Everyone on left or right cites George Orwell when they believe they are being deceived by “authority”. This blog, though, is written to those conservatives who believe that Orwell was an un-ambivalent opponent of statist controls. He was not. He never deviated from his anti-capitalist, populist ways.
Here are some shocking details from Orwell’s wartime essays, reviews, and letters. I consulted them because I wanted to find out if Animal Farm and Nineteen-Eighty-Four were roughly the same book, both directed solely (or largely) at the Soviet Union’s assaults on telling the truth. I read all of the volumes available to me, and was impressed that he admitted to errors of prediction. But the list that follows is about consistent views. I continue to wonder if Orwell identified both with Winston Smith (the victim) and O’Brien (the sadistic persecutor). (On a prior blog quoting Orwell’s pity for the Promethean Hitler of Mein Kampf, see http://clarespark.com/2014/12/27/some-irregular-thoughts-on-george-orwell/; also http://clarespark.com/2012/09/28/bibi-and-the-human-nature-debate/.)
1. Orwell admires the reactionary writers of his period: T. S. Eliot, Ezra Pound, W. B. Yeats, Wyndham Lewis, Evelyn Waugh, James Joyce, in spite of their awful or neutral politics. I.e., he as much as admits to being an aesthete.

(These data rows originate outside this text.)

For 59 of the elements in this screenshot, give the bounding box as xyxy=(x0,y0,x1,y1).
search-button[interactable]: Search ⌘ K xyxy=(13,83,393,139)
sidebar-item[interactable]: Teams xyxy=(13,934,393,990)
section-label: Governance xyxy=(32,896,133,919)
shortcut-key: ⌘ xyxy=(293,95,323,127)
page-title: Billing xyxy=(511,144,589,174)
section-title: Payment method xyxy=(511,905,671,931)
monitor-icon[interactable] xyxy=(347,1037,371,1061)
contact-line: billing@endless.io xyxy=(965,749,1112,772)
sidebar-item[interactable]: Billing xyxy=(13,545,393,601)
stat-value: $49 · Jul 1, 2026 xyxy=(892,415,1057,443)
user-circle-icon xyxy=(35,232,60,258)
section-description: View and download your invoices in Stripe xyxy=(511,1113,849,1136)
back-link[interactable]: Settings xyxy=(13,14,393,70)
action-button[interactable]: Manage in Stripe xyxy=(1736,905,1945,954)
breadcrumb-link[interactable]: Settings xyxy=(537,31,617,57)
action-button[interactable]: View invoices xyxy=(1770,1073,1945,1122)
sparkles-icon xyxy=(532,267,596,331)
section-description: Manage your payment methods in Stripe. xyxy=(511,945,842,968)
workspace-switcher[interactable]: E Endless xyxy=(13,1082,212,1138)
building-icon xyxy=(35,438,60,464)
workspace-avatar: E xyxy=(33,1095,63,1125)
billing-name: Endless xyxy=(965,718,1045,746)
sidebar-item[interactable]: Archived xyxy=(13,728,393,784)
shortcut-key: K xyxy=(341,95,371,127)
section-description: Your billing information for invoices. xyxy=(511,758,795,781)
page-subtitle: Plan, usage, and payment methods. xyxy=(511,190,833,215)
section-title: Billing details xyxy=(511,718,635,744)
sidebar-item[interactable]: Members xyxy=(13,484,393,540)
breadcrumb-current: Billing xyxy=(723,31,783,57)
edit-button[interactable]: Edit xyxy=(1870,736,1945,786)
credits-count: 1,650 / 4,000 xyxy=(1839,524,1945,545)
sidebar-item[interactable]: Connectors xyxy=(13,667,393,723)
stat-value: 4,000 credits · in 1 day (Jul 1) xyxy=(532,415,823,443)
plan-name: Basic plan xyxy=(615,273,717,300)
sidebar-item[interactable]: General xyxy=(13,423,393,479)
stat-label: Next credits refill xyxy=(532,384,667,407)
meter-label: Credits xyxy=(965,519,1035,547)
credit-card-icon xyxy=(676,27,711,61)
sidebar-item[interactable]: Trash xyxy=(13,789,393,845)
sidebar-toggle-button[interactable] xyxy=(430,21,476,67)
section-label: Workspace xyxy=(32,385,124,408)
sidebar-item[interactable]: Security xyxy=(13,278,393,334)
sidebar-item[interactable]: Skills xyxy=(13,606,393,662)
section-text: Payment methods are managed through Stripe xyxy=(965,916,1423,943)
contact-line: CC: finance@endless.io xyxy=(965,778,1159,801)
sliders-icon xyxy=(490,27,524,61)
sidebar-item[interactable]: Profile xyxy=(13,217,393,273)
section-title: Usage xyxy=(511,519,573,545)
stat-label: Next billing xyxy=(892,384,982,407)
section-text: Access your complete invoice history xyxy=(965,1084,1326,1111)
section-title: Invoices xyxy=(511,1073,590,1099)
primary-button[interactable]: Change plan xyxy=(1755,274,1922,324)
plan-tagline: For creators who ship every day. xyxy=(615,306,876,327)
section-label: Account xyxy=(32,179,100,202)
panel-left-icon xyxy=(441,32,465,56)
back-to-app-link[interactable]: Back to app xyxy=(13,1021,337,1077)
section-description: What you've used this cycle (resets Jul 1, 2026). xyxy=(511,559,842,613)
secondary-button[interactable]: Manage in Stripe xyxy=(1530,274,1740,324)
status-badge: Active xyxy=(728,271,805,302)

2. A self-described “Socialist” and anti-imperialist throughout the essays, he rails at the lack of artistic freedom in the fascist, “totalitarian” regimes of his time. He wants both “Socialism” and total intellectual freedom. When he uses the word “totalitarian” he refers to the lying mass media, especially journalists who perpetuate lies about the Spanish Civil War, the subject of his favorite book-child, Homage to Catalonia. He describes POUM (the faction he joined) as Trotskyist. This raises the question of why he objects to Emmanuel Goldstein, the character with both a Christian and “Jewish” name, and understood to represent Leon Trotsky, a Bolshevik with Jewish descent.
3. Though in one essay he detaches himself from the notion of “national character”, earlier he describes the “English” as “Christian”, though their allegiance to that religion is unserious. Now comes the most illuminating point: because the “English” are only superficially Christian, lacking the rejection of worldliness in the Catholicism of Chesterton and Belloc (whom he otherwise rejects as bigots), the English no longer believe in immortality. Thus, devoid of heaven and hell, they are prey to the “materialism” he associates with the Soviet Union and its lying, seductive ways. Hence, the English lack the knowledge of the distinction between “good and evil”. Thus bereft, there is no incentive but the search for power. (Enter O’Brien’s speech to Winston Smith, quoted here: http://clarespark.com/2012/10/15/orwell-power-and-the-totalitarian-state/.)
4. I have suspected previously that Orwell’s attachment to the working class was mostly sentimental, as either compensation or reparations for his military family or his early work for the British Empire in India, before he took up the cudgels for “the colored peoples” of the world.
5. His stated admiration for Arthur Koestler’s Darkness at Noon, particularly the relations between two characters, Rubashov and Gletkin, corresponding to Smith and O’Brien (?), suggest deep influence in the composition of his last book. (There are numerous internet essays on the similarities between the two books: here is one of many examples: http://www.ehistorybuff.com/koestlerdarknessatnoon08.html.)
Conclusion: In his rejection of materialism, Orwell reminds me of the social democratic inheritance passed on by Disraeli (whom he abhors as an imperialist). But his horror at the mendacious new mass media suggests the line of the counter-Enlightenment Frankfurt Institute refugees, whose critical theory dominates the teaching of the humanities today. Because Orwell is not enthused about the victorious but only weakly socialistic British Labour Party, though he does hate the money power (i.e. the British aristocracy that he longs to expropriate), Orwell should be viewed as a disgruntled artist and populist, neither conservative nor left-wing in any sense. At most, he was probably an organic conservative, hoping for mystical Goldstein-free social bonds and sacrifice to restore order to a permanently warring world.
As George L. Mosse once observed, populism stands outside politics. As a closet peacenik writing in the 1940s, a dystopia was his only alternative.